Au bout d’un an, vous disposerez de 110 000 dollars, vous vous empresserez de vous rendre chez l’agent immobilier pour acheter la maison, pour découvrir que le prix actualisé est de 110 000 dollars, soit 10 % de plus. Vous pouvez alors vous demander : pourquoi est-ce plus cher si c’est toujours la même maison ? La réponse sera très probablement à cause de l’inflation (la hausse des prix des biens), qui dans notre cas correspondait également à 10 % par an.
Par conséquent, même si vous avez plus d’argent qu’un an auparavant, votre pouvoir d’achat est inchangé, c’est- à-dire que vos 110 000 $ d’aujourd’hui sont équivalents au pouvoir d’achat de l’année dernière à cause de l’inflation. C’est la raison pour laquelle l’inflation est un parasite silencieux – elle ne diminue pas vos rendements en vous privant littéralement d’argent, mais plutôt en rendant les produits que vous achèteriez plus chers, vous permettant ainsi d’acheter moins.
« L’inflation, c’est de la taxation sans législation ».
Milton Friedman
Aux États-Unis, dans la majeure partie de l’Europe et au Japon, le taux d’inflation a été de 0 à 3 % au cours des 30 dernières années, ce qui est donc tout à fait insignifiant et négligeable.
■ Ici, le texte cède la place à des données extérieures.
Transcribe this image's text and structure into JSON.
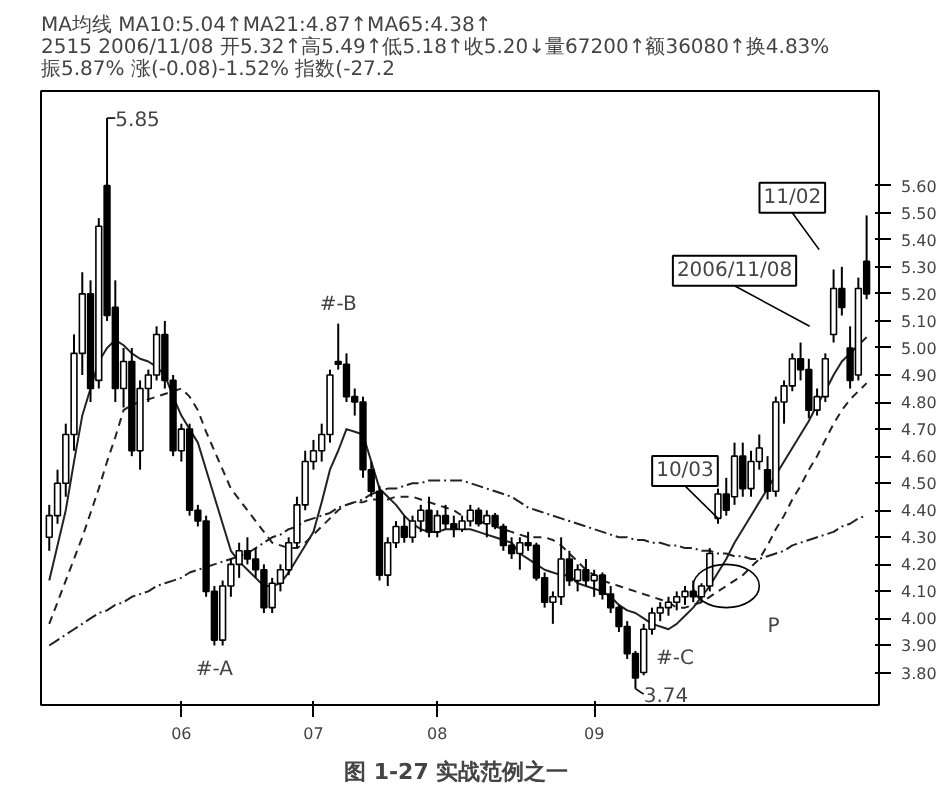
{
  "chart_data": {
    "type": "candlestick",
    "title": "图 1-27  实战范例之一",
    "subtitle": "MA均线 MA10:5.04↑MA21:4.87↑MA65:4.38↑\n2515 2006/11/08 开5.32↑高5.49↑低5.18↑收5.20↓量67200↑额36080↑换4.83% 振5.87% 涨(-0.08)-1.52% 指数(-27.2",
    "categories": [
      null,
      null,
      null,
      null,
      null,
      null,
      null,
      null,
      null,
      null,
      null,
      null,
      null,
      null,
      null,
      null,
      "06",
      null,
      null,
      null,
      null,
      null,
      null,
      null,
      null,
      null,
      null,
      null,
      null,
      null,
      null,
      null,
      "07",
      null,
      null,
      null,
      null,
      null,
      null,
      null,
      null,
      null,
      null,
      null,
      null,
      null,
      null,
      "08",
      null,
      null,
      null,
      null,
      null,
      null,
      null,
      null,
      null,
      null,
      null,
      null,
      null,
      null,
      null,
      null,
      null,
      null,
      "09",
      null,
      null,
      null,
      null,
      null,
      null,
      null,
      null,
      null,
      null,
      null,
      null,
      null,
      null,
      null,
      null,
      null,
      null,
      null,
      null,
      null,
      null,
      null,
      null,
      null,
      null,
      null,
      null,
      null,
      null,
      null,
      null,
      null
    ],
    "ylim": [
      3.68,
      5.95
    ],
    "yticks": [
      {
        "value": 3.8,
        "label": "3.80"
      },
      {
        "value": 3.9,
        "label": "3.90"
      },
      {
        "value": 4.0,
        "label": "4.00"
      },
      {
        "value": 4.1,
        "label": "4.10"
      },
      {
        "value": 4.2,
        "label": "4.20"
      },
      {
        "value": 4.3,
        "label": "4.30"
      },
      {
        "value": 4.4,
        "label": "4.40"
      },
      {
        "value": 4.5,
        "label": "4.50"
      },
      {
        "value": 4.6,
        "label": "4.60"
      },
      {
        "value": 4.7,
        "label": "4.70"
      },
      {
        "value": 4.8,
        "label": "4.80"
      },
      {
        "value": 4.9,
        "label": "4.90"
      },
      {
        "value": 5.0,
        "label": "5.00"
      },
      {
        "value": 5.1,
        "label": "5.10"
      },
      {
        "value": 5.2,
        "label": "5.20"
      },
      {
        "value": 5.3,
        "label": "5.30"
      },
      {
        "value": 5.4,
        "label": "5.40"
      },
      {
        "value": 5.5,
        "label": "5.50"
      },
      {
        "value": 5.6,
        "label": "5.60"
      }
    ],
    "ohlc": [
      [
        4.3,
        4.42,
        4.25,
        4.38
      ],
      [
        4.38,
        4.55,
        4.35,
        4.5
      ],
      [
        4.5,
        4.72,
        4.45,
        4.68
      ],
      [
        4.68,
        5.05,
        4.62,
        4.98
      ],
      [
        4.98,
        5.28,
        4.9,
        5.2
      ],
      [
        5.2,
        5.25,
        4.8,
        4.85
      ],
      [
        4.88,
        5.48,
        4.85,
        5.45
      ],
      [
        5.6,
        5.85,
        5.1,
        5.12
      ],
      [
        5.15,
        5.25,
        4.8,
        4.85
      ],
      [
        4.85,
        5.0,
        4.78,
        4.95
      ],
      [
        4.95,
        5.0,
        4.6,
        4.62
      ],
      [
        4.62,
        4.88,
        4.55,
        4.85
      ],
      [
        4.85,
        4.92,
        4.8,
        4.9
      ],
      [
        4.9,
        5.08,
        4.88,
        5.05
      ],
      [
        5.05,
        5.1,
        4.85,
        4.88
      ],
      [
        4.88,
        4.9,
        4.6,
        4.62
      ],
      [
        4.62,
        4.72,
        4.58,
        4.7
      ],
      [
        4.7,
        4.72,
        4.38,
        4.4
      ],
      [
        4.4,
        4.42,
        4.34,
        4.36
      ],
      [
        4.36,
        4.38,
        4.08,
        4.1
      ],
      [
        4.1,
        4.12,
        3.9,
        3.92
      ],
      [
        3.92,
        4.14,
        3.9,
        4.12
      ],
      [
        4.12,
        4.22,
        4.08,
        4.2
      ],
      [
        4.2,
        4.28,
        4.15,
        4.25
      ],
      [
        4.25,
        4.3,
        4.2,
        4.22
      ],
      [
        4.22,
        4.26,
        4.15,
        4.18
      ],
      [
        4.18,
        4.2,
        4.02,
        4.04
      ],
      [
        4.04,
        4.15,
        4.02,
        4.13
      ],
      [
        4.13,
        4.2,
        4.1,
        4.18
      ],
      [
        4.18,
        4.3,
        4.16,
        4.28
      ],
      [
        4.28,
        4.45,
        4.26,
        4.42
      ],
      [
        4.42,
        4.62,
        4.4,
        4.58
      ],
      [
        4.58,
        4.66,
        4.55,
        4.62
      ],
      [
        4.62,
        4.72,
        4.58,
        4.68
      ],
      [
        4.68,
        4.92,
        4.65,
        4.9
      ],
      [
        4.95,
        5.09,
        4.92,
        4.94
      ],
      [
        4.94,
        4.98,
        4.8,
        4.82
      ],
      [
        4.82,
        4.85,
        4.75,
        4.8
      ],
      [
        4.8,
        4.82,
        4.52,
        4.55
      ],
      [
        4.55,
        4.58,
        4.45,
        4.47
      ],
      [
        4.47,
        4.49,
        4.14,
        4.16
      ],
      [
        4.16,
        4.3,
        4.12,
        4.28
      ],
      [
        4.28,
        4.36,
        4.26,
        4.34
      ],
      [
        4.34,
        4.38,
        4.28,
        4.3
      ],
      [
        4.3,
        4.38,
        4.28,
        4.36
      ],
      [
        4.36,
        4.42,
        4.32,
        4.4
      ],
      [
        4.4,
        4.45,
        4.3,
        4.32
      ],
      [
        4.32,
        4.4,
        4.3,
        4.38
      ],
      [
        4.38,
        4.42,
        4.33,
        4.35
      ],
      [
        4.35,
        4.38,
        4.3,
        4.33
      ],
      [
        4.33,
        4.38,
        4.32,
        4.36
      ],
      [
        4.36,
        4.42,
        4.34,
        4.4
      ],
      [
        4.4,
        4.41,
        4.34,
        4.35
      ],
      [
        4.35,
        4.4,
        4.3,
        4.38
      ],
      [
        4.38,
        4.39,
        4.33,
        4.34
      ],
      [
        4.34,
        4.35,
        4.25,
        4.27
      ],
      [
        4.27,
        4.3,
        4.22,
        4.24
      ],
      [
        4.24,
        4.3,
        4.18,
        4.28
      ],
      [
        4.28,
        4.32,
        4.25,
        4.27
      ],
      [
        4.27,
        4.28,
        4.14,
        4.15
      ],
      [
        4.15,
        4.17,
        4.04,
        4.06
      ],
      [
        4.06,
        4.1,
        3.98,
        4.08
      ],
      [
        4.08,
        4.3,
        4.05,
        4.22
      ],
      [
        4.22,
        4.25,
        4.12,
        4.14
      ],
      [
        4.14,
        4.2,
        4.1,
        4.18
      ],
      [
        4.18,
        4.22,
        4.12,
        4.14
      ],
      [
        4.14,
        4.18,
        4.08,
        4.16
      ],
      [
        4.16,
        4.17,
        4.07,
        4.09
      ],
      [
        4.09,
        4.12,
        4.02,
        4.04
      ],
      [
        4.04,
        4.05,
        3.95,
        3.97
      ],
      [
        3.97,
        3.99,
        3.85,
        3.87
      ],
      [
        3.87,
        3.88,
        3.74,
        3.78
      ],
      [
        3.8,
        3.98,
        3.79,
        3.96
      ],
      [
        3.96,
        4.04,
        3.94,
        4.02
      ],
      [
        4.02,
        4.06,
        3.99,
        4.04
      ],
      [
        4.04,
        4.08,
        4.01,
        4.06
      ],
      [
        4.06,
        4.1,
        4.03,
        4.08
      ],
      [
        4.08,
        4.12,
        4.05,
        4.1
      ],
      [
        4.1,
        4.14,
        4.06,
        4.08
      ],
      [
        4.08,
        4.13,
        4.06,
        4.12
      ],
      [
        4.12,
        4.26,
        4.1,
        4.24
      ],
      [
        4.37,
        4.48,
        4.35,
        4.46
      ],
      [
        4.46,
        4.52,
        4.38,
        4.4
      ],
      [
        4.45,
        4.65,
        4.42,
        4.6
      ],
      [
        4.6,
        4.65,
        4.45,
        4.48
      ],
      [
        4.48,
        4.62,
        4.45,
        4.58
      ],
      [
        4.58,
        4.68,
        4.55,
        4.63
      ],
      [
        4.55,
        4.6,
        4.44,
        4.47
      ],
      [
        4.47,
        4.82,
        4.45,
        4.8
      ],
      [
        4.8,
        4.88,
        4.72,
        4.86
      ],
      [
        4.86,
        4.98,
        4.84,
        4.96
      ],
      [
        4.96,
        5.02,
        4.88,
        4.92
      ],
      [
        4.92,
        4.96,
        4.74,
        4.77
      ],
      [
        4.77,
        4.85,
        4.75,
        4.82
      ],
      [
        4.82,
        4.98,
        4.8,
        4.96
      ],
      [
        5.05,
        5.29,
        5.02,
        5.22
      ],
      [
        5.22,
        5.3,
        5.12,
        5.15
      ],
      [
        5.0,
        5.08,
        4.85,
        4.88
      ],
      [
        4.9,
        5.26,
        4.88,
        5.22
      ],
      [
        5.32,
        5.49,
        5.18,
        5.2
      ]
    ],
    "series": [
      {
        "type": "line",
        "color": "#222222",
        "line_style": "solid",
        "values": [
          4.14,
          4.27,
          4.4,
          4.58,
          4.75,
          4.85,
          4.95,
          5.0,
          5.03,
          5.01,
          4.98,
          4.96,
          4.95,
          4.93,
          4.9,
          4.82,
          4.75,
          4.7,
          4.65,
          4.55,
          4.45,
          4.35,
          4.25,
          4.21,
          4.18,
          4.15,
          4.12,
          4.12,
          4.13,
          4.17,
          4.22,
          4.27,
          4.32,
          4.43,
          4.55,
          4.62,
          4.7,
          4.69,
          4.68,
          4.58,
          4.48,
          4.45,
          4.42,
          4.38,
          4.35,
          4.33,
          4.32,
          4.32,
          4.33,
          4.33,
          4.33,
          4.33,
          4.32,
          4.31,
          4.3,
          4.29,
          4.28,
          4.24,
          4.22,
          4.2,
          4.18,
          4.17,
          4.16,
          4.16,
          4.13,
          4.12,
          4.11,
          4.1,
          4.08,
          4.05,
          4.03,
          4.02,
          4.0,
          3.98,
          3.97,
          3.96,
          3.98,
          4.01,
          4.04,
          4.08,
          4.12,
          4.17,
          4.22,
          4.28,
          4.33,
          4.38,
          4.43,
          4.48,
          4.53,
          4.58,
          4.63,
          4.68,
          4.73,
          4.79,
          4.84,
          4.9,
          4.95,
          4.98,
          5.01,
          5.04
        ]
      },
      {
        "type": "line",
        "color": "#222222",
        "line_style": "dashed",
        "values": [
          3.98,
          4.06,
          4.14,
          4.22,
          4.3,
          4.39,
          4.48,
          4.58,
          4.67,
          4.77,
          4.79,
          4.8,
          4.81,
          4.82,
          4.83,
          4.84,
          4.85,
          4.82,
          4.77,
          4.69,
          4.62,
          4.55,
          4.48,
          4.44,
          4.4,
          4.36,
          4.32,
          4.28,
          4.27,
          4.26,
          4.26,
          4.28,
          4.31,
          4.34,
          4.37,
          4.4,
          4.42,
          4.43,
          4.43,
          4.44,
          4.44,
          4.44,
          4.45,
          4.45,
          4.45,
          4.44,
          4.43,
          4.42,
          4.41,
          4.4,
          4.38,
          4.37,
          4.36,
          4.35,
          4.34,
          4.33,
          4.32,
          4.31,
          4.3,
          4.3,
          4.3,
          4.29,
          4.27,
          4.24,
          4.21,
          4.18,
          4.16,
          4.14,
          4.13,
          4.12,
          4.11,
          4.1,
          4.09,
          4.08,
          4.07,
          4.06,
          4.04,
          4.04,
          4.05,
          4.06,
          4.08,
          4.1,
          4.12,
          4.14,
          4.16,
          4.19,
          4.22,
          4.27,
          4.33,
          4.38,
          4.44,
          4.49,
          4.55,
          4.6,
          4.66,
          4.72,
          4.77,
          4.81,
          4.84,
          4.87
        ]
      },
      {
        "type": "line",
        "color": "#222222",
        "line_style": "dotted",
        "values": [
          3.9,
          3.92,
          3.94,
          3.96,
          3.98,
          4.0,
          4.02,
          4.03,
          4.05,
          4.06,
          4.08,
          4.09,
          4.1,
          4.12,
          4.13,
          4.14,
          4.15,
          4.17,
          4.18,
          4.19,
          4.2,
          4.21,
          4.22,
          4.23,
          4.24,
          4.26,
          4.28,
          4.3,
          4.31,
          4.33,
          4.34,
          4.36,
          4.37,
          4.38,
          4.39,
          4.41,
          4.42,
          4.43,
          4.44,
          4.46,
          4.47,
          4.48,
          4.48,
          4.49,
          4.5,
          4.5,
          4.51,
          4.51,
          4.51,
          4.51,
          4.51,
          4.5,
          4.49,
          4.48,
          4.47,
          4.46,
          4.45,
          4.43,
          4.41,
          4.4,
          4.39,
          4.38,
          4.37,
          4.36,
          4.35,
          4.34,
          4.33,
          4.32,
          4.31,
          4.3,
          4.3,
          4.29,
          4.29,
          4.28,
          4.28,
          4.27,
          4.27,
          4.26,
          4.26,
          4.25,
          4.25,
          4.24,
          4.24,
          4.23,
          4.23,
          4.22,
          4.22,
          4.23,
          4.24,
          4.25,
          4.27,
          4.28,
          4.29,
          4.3,
          4.31,
          4.32,
          4.34,
          4.35,
          4.37,
          4.38
        ]
      }
    ],
    "annotations": [
      "5.85",
      "#-A",
      "#-B",
      "#-C",
      "3.74",
      "10/03",
      "2006/11/08",
      "11/02",
      "P"
    ],
    "grid": false
  }
}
Toutefois, il est important de noter que dans notre scénario, le rendement de 10 % des actions est assez modéré, mais un taux d’inflation de 10 % est relativement rare sur les marchés développés, même s’il n’est pas inexistant dans l’histoire.
Et si l’inflation était de 5 % ou plus ?
Nous pourrions alors rencontrer des problèmes considérables. Pourquoi ? Imaginez que vous gagnez 10 % par an, hors frais et taxes (c’est déjà beaucoup), mais que l’inflation est de, disons, 6 %. Votre rendement réel serait soudain de 1 + rendement divisé par 1 + taux d’inflation – 1, soit seulement 3,77 % (avant impôt !). C’est une différence énorme par rapport aux 10 % initiaux.
Dans ce scénario simple, vous pouvez voir ce qui reste de notre rendement nominal de 10 % après ajustement pour l’inflation. Nous pouvons voir que le rendement réel est une fonction négative de l’inflation ; en termes simples, plus l’inflation est élevée, plus notre rendement réel est mauvais.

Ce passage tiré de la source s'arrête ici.